Blur + Unpremult
There are many ways to fill in missing or unwanted sections of an image with content that matches the surrounding pixels.
One of the most common methods among Nuke artist is to first blur the image, and then unpremultiplying it (turning the soft alpha area solid), and then adding it underneath the original image using the mask as a holdout.
This method sadly often have some streak artifacting (shown to the right->) and attempts to reduce the streaks often cause a great deal of extra computation time.
The other downside is that you often need to change the parameters depending on the size of the mask, so if the area is changing in size or you have multiple holes with different sizes you will need to adjust or split the work up into multiple sections.
There is another method which is quite fast, simple and also independent of the mask radius. This method revolves around incrementally reducing the image size with an average filter, and for each incremental step, adding it back underneath the original by upsampling with a soft filter method.
- Let's start off by taking the main image and making a hole it in with a mask.
- For each pixel we adding the 2x2 neighbouring pixels
- We now reduce the size of the image in half with a impulse filter leaving out every 2nd pixel.
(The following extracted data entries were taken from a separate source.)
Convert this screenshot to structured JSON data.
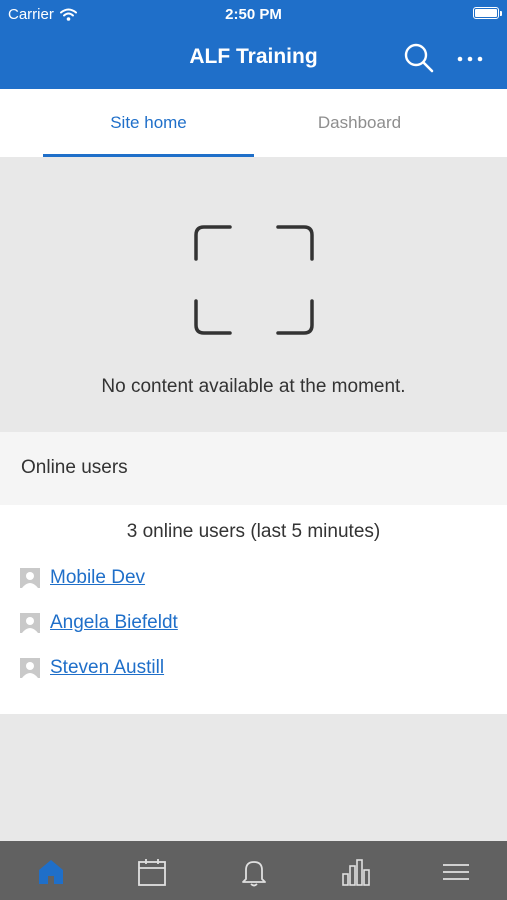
{
  "status_bar": {
    "carrier": "Carrier",
    "time": "2:50 PM"
  },
  "header": {
    "title": "ALF Training",
    "actions": [
      "search-icon",
      "more-icon"
    ]
  },
  "tabs": [
    {
      "label": "Site home",
      "active": true
    },
    {
      "label": "Dashboard",
      "active": false
    }
  ],
  "empty_state": {
    "icon": "scan-frame-icon",
    "message": "No content available at the moment."
  },
  "online_users": {
    "heading": "Online users",
    "summary": "3 online users (last 5 minutes)",
    "users": [
      "Mobile Dev",
      "Angela Biefeldt",
      "Steven Austill"
    ]
  },
  "bottom_nav": {
    "items": [
      "home-icon",
      "calendar-icon",
      "bell-icon",
      "chart-icon",
      "menu-icon"
    ],
    "active": "home-icon"
  },
  "colors": {
    "accent": "#1f6fc9",
    "header_bg": "#1f6fc9",
    "tabbar_bg": "#616161",
    "page_bg": "#e8e8e8"
  }
}
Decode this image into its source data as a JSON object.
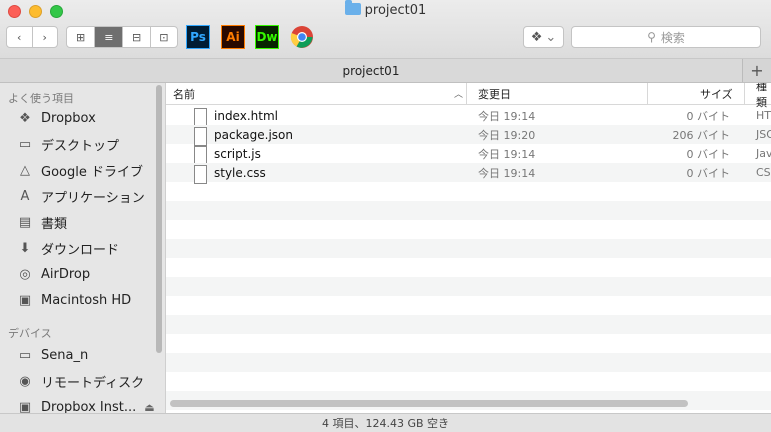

- Then we unpremultiply all colors (including the alpha)
- We can now take a copy image the image and upres it to the original resolution and add it underneath the main image.
- We now apply the same process over and over again untill we reach a image that can no longer be halfed in size.
I would have assumed that the best way to do this would be to do the averaging and reformating in the same step to avoid having to make calculations that we throw out anyway. But after trying with blinkscript, expression nodes, transforms and matrecies i found that using the matrix node and throwing away the data was giving the best performance.
Taking it further
One of the thing you will notice right away is the logarithmic look of the sampling caused by the logarithmic stepping in resolutions. We go quickly from a high frequency image to a low frequency image.
We can remedy this by running each level all the way from the base resolution. Doing this all the way to the smallest resolution takes quite a bit more processing than the base version, so we would most likely be best off by adding a parameter to choose how far down the sampling tree we want to go before we switch back to the normal version.